Monday, October 30th
Strength
Bench Press
ON A 20:00 RUNNING CLOCK…
Build to a 1-Rep Bench Press
Workout
EVERY 3:00 x 3 SETS*
3-6-9-and so on…
Box Jumps (24/20)
Wall Balls (20/14)(14/10)
-Rest 1:00 b/t Sets-
*Begin at the start of each AMRAP.
(Score is Lowest Rounds + Reps)
Tuesday, October 31st
Extended Warm-up
EMOM x 8 MINUTES*
MIN 1 – 2-4 Power Snatches
MIN 2 – 2-4 Hang Clean & Jerks
*Start Light and build to workout weight or slightly past.
(No Measure)
Workout
“WITCH WAY?”
FOR TIME
10 Power Snatches (115/75)(75/55)
20 Hang Clean & Overhead
20 Burpees
50/40 Cal Row
20 Burpees
20 Hang Clean & Overhead
10 Power Snatches
(Score is Time)
Wednesday, November 1st
Skill
ON AN 8:00 RUNNING CLOCK…
Practice Toes to Bar*
*Practice Straight Leg or Bent Knee variation of the Toes to Bar.

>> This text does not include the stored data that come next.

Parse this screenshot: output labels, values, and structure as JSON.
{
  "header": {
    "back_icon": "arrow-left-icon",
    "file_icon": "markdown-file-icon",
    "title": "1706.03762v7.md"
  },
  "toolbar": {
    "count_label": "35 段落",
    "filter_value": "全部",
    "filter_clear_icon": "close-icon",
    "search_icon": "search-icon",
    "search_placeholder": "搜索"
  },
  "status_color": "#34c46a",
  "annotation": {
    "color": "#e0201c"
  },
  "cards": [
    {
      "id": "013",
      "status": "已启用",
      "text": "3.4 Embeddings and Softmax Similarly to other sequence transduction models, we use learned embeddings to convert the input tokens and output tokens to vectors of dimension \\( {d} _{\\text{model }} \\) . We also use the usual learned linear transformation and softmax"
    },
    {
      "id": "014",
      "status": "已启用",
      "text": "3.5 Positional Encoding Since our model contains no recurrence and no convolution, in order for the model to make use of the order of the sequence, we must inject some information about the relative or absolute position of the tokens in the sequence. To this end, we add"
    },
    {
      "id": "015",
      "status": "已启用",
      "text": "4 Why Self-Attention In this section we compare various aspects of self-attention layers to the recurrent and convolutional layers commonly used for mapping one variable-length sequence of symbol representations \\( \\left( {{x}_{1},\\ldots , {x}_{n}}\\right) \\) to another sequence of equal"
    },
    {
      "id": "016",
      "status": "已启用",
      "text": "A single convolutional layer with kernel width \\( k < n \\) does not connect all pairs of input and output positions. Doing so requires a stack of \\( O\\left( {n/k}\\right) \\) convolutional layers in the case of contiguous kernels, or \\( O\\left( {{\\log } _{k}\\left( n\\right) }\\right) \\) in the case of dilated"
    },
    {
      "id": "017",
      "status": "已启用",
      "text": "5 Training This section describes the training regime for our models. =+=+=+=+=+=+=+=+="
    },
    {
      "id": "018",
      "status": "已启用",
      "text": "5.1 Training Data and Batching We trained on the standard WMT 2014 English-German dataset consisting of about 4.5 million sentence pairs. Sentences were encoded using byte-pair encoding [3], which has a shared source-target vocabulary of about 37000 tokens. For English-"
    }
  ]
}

Straight Leg requires more hamstring flexibility while the Bent Knee may allow for faster cycle time.
(No Measure)
Workout
2 SETS FOR TIME*
200m KB Farmers Carry (53/35)(35/26)**
100 Double Unders (200 Singles)
40/35 Cal Bike
25 Toes to Bar
*Option to partition movements as needed. Once starting a movement, you must complete allotted reps.
**Option to use 50/35 / 35/25 DBs.
-Rest 3:00 b/t Sets-
(Score is Slowest Set)
Thursday, November 2nd
Skill
4 SETS*
1 Segmented Power Clean**
+
1 Hang Power Clean
+
1 Hang Squat Clean
*Keep weight Light. This is meant to be prep for tomorrow’s 1-Rep Attempt!
**Pause Below the Knee, Above the Knee, Power Position, then complete Power Clean.
(No Measure)
Workout
AMRAP x 18 MINUTES*
400m Run
20 Push-Ups**
200m Run
20 Walking Lunges
*Weight Vest Optional.
**Option for Hand Release Push-Ups.
(Score is Rounds + Reps)
Friday, November 3rd
Strength
Power Clean
ON A 22:00 RUNNING CLOCK…
Build to a 1-Rep Power Clean
Workout
EMOM x 10 MINUTES
Pull-Ups*
1 Power Clean (75% of 1-Rep)
*Pull-Up Volume Options:
6 Reps
8 Reps
10 Reps
12 Reps
**Option for Chest to Bar / Kipping / Jumping Pull-ups.
(Score is Weight)
Saturday, November 4th
Workout
IN TEAMS OF 2…
FOR TIME
6 ROUNDS
10 Push Press (Athlete Choice, Light)
10 Up-Downs
-Immediately Into-
4 ROUNDS
12 Push Press (Athlete Choice, Light-Mod)
12 Burpees
-Immediately Into-
2 ROUNDS
15 Push Press (Athlete Choice, Moderate)
15 Burpees Over Bar
*P1 will complete one full round while P2 completes Max Cal Bike. Once a full round is complete P2 will complete a full round while P1 completes Max Cal Bike.